Conflict in Nigeria’s Delta Region Contributing to Spread of HIV, IRIN/PlusNews Reports
Conflict in Nigeria's oil-rich delta region is contributing to the spread of HIV in the country, IRIN/PlusNews reports. According to IRIN/PlusNews, rapes being committed by militants fighting for a greater share of the region's oil wealth and the military are contributing to the spread of HIV. "Rape is prevalent: these militants do anything they like, and when there is conflict, the military move in, and they too will commit rape," C. Okeh, chair of the State Action Committee on HIV/AIDS, said. Although SACA works with police and certain army brigades, other military task forces are not included under the committee's umbrella, according to IRIN/PlusNews.

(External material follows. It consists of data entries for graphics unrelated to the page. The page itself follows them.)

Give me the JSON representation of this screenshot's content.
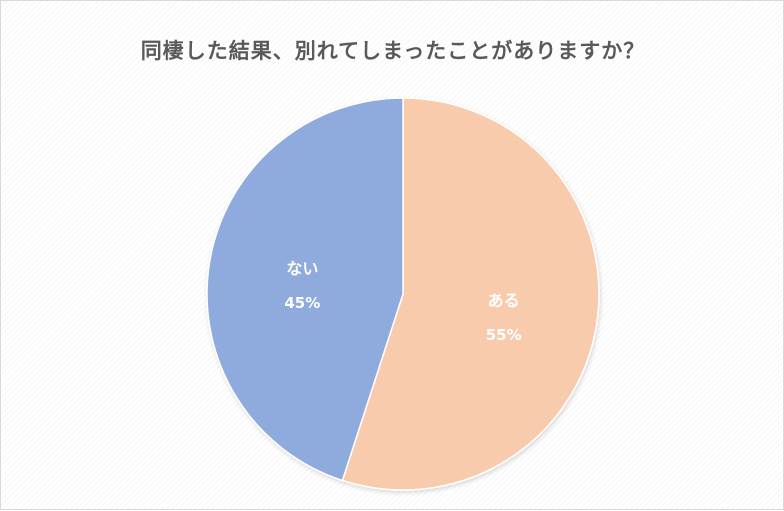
{
  "chart_data": {
    "type": "pie",
    "title": "同棲した結果、別れてしまったことがありますか？",
    "slices": [
      {
        "label": "ある",
        "value": 55,
        "value_label": "55%",
        "color": "#f8cbad"
      },
      {
        "label": "ない",
        "value": 45,
        "value_label": "45%",
        "color": "#8faadc"
      }
    ],
    "start_angle_deg": 0,
    "direction": "clockwise",
    "legend": "none"
  }
}
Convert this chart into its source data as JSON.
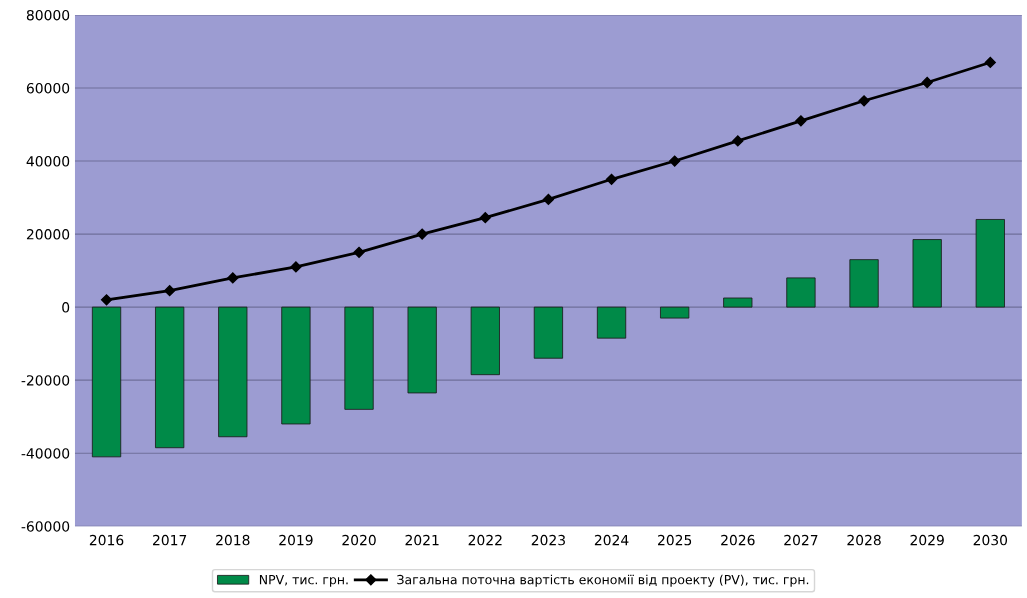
{
  "chart_data": {
    "type": "bar",
    "categories": [
      "2016",
      "2017",
      "2018",
      "2019",
      "2020",
      "2021",
      "2022",
      "2023",
      "2024",
      "2025",
      "2026",
      "2027",
      "2028",
      "2029",
      "2030"
    ],
    "series": [
      {
        "name": "NPV, тис. грн.",
        "color": "#008a48",
        "values": [
          -41000,
          -38500,
          -35500,
          -32000,
          -28000,
          -23500,
          -18500,
          -14000,
          -8500,
          -3000,
          2500,
          8000,
          13000,
          18500,
          24000
        ]
      },
      {
        "name": "Загальна поточна вартість економії від проекту (PV), тис. грн.",
        "type": "line",
        "color": "#000000",
        "marker": "diamond",
        "values": [
          2000,
          4500,
          8000,
          11000,
          15000,
          20000,
          24500,
          29500,
          35000,
          40000,
          45500,
          51000,
          56500,
          61500,
          67000
        ]
      }
    ],
    "ylim": [
      -60000,
      80000
    ],
    "yticks": [
      -60000,
      -40000,
      -20000,
      0,
      20000,
      40000,
      60000,
      80000
    ],
    "grid": "y",
    "legend": "bottom"
  }
}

In addition, the commercial sex industry established around the region's oil refineries is contributing to the situation. The region is "dotted with oil and gas activities, and commercial sex workers follow the camps," Okeh said.

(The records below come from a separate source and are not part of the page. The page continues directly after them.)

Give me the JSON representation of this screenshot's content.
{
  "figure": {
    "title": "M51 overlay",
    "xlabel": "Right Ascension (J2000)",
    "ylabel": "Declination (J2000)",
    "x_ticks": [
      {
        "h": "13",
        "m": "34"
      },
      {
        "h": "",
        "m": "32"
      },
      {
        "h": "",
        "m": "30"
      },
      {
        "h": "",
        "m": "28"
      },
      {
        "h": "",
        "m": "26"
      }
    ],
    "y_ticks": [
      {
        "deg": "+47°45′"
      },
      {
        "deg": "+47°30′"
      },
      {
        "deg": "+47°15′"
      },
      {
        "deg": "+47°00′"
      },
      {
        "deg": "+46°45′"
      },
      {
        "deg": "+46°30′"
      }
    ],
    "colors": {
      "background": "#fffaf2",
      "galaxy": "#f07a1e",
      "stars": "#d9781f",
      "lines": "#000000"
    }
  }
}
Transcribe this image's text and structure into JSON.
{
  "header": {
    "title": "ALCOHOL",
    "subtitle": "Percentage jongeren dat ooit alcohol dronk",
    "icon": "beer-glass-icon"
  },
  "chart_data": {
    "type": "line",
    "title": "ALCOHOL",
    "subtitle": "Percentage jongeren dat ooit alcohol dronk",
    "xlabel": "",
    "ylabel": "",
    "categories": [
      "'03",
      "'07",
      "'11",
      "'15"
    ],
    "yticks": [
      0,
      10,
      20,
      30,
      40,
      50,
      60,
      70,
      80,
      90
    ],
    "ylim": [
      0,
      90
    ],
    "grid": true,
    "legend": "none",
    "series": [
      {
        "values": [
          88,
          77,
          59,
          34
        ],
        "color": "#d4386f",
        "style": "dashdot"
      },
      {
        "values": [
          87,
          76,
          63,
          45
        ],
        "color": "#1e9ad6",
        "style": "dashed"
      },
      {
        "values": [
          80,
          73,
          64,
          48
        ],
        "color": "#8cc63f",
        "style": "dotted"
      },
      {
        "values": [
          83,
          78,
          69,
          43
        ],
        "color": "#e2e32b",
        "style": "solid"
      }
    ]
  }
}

Nigeria's Rivers State has an HIV/AIDS prevalence of 5.4%, compared with the national average of 4.4%, IRIN/PlusNews reports. In addition to the delta conflict, there are multiple factors contributing to the spread of HIV in the state, according to IRIN/PlusNews. A National HIV/AIDS and Reproductive Health Survey found the region has the highest incidence of sex work and the largest number of people who have sex with more than one partner per year. The city of Port Harcourt, which has a sea port and international airport, also is a popular destination for migrants. Okeh said, "We are finding a rising [HIV] prevalence in rural farming and fishing communities -- we have communities with very high unemployment rates." Okeh also said he is concerned that unrest in the region will undo the work his committee and nongovernmental organizations have done. He said that at the very least, a "crisis situation means that you don't have time to listen to [HIV/AIDS] messages -- you're thinking of your immediate survival."

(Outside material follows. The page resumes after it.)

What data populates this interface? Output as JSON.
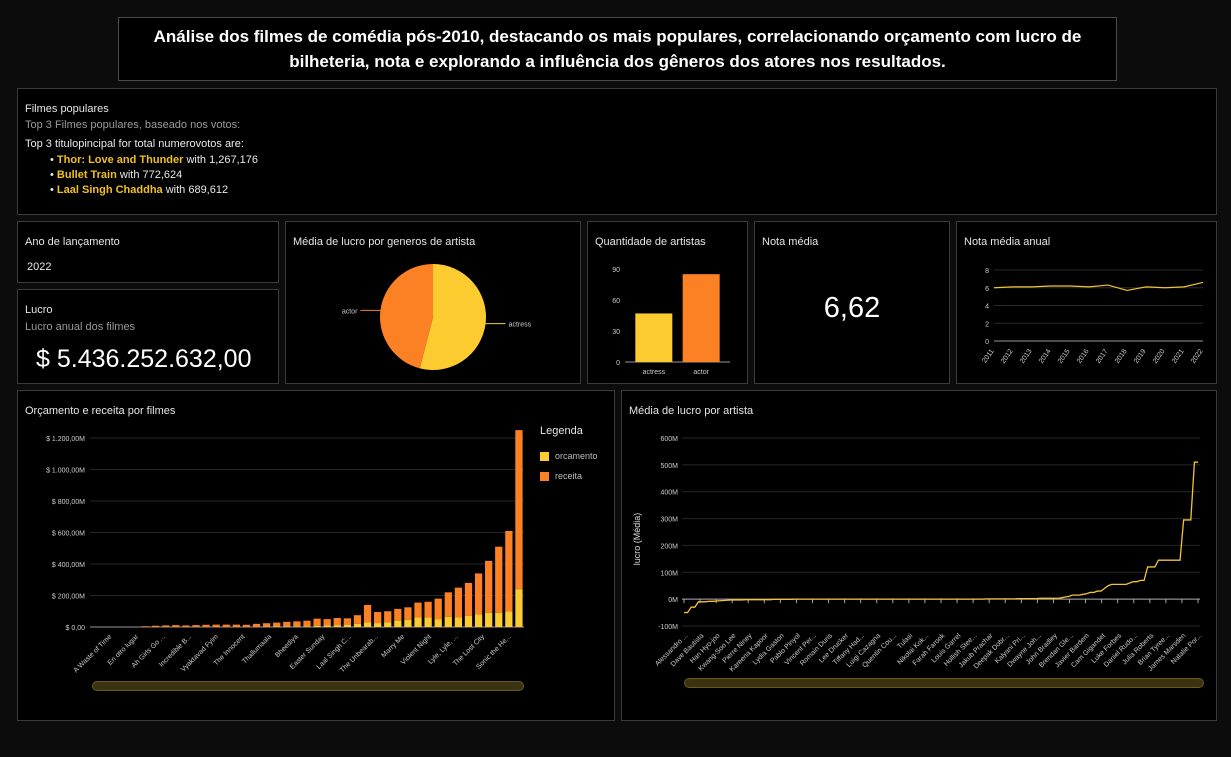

According to IRIN/PlusNews, Rivers State has an estimated 120,000 HIV-positive people, of whom about 5,230 currently receive antiretroviral drugs through seven public health centers. One of the centers, located on an island an hour boat ride from Port Harcourt, receives supplies irregularly because of the threat of piracy. David Fabara, coordinator of antiretrovirals and surveillance in the state, said, "We suspect there definitely will be a problem of [drug] resistance" as a result of treatment interruption. Okeh added that the insecurity of the situation is "very challenging, because we are in a situation of a widespread epidemic with very high prevalence across the state, even the interior" (IRIN/PlusNews, 8/14).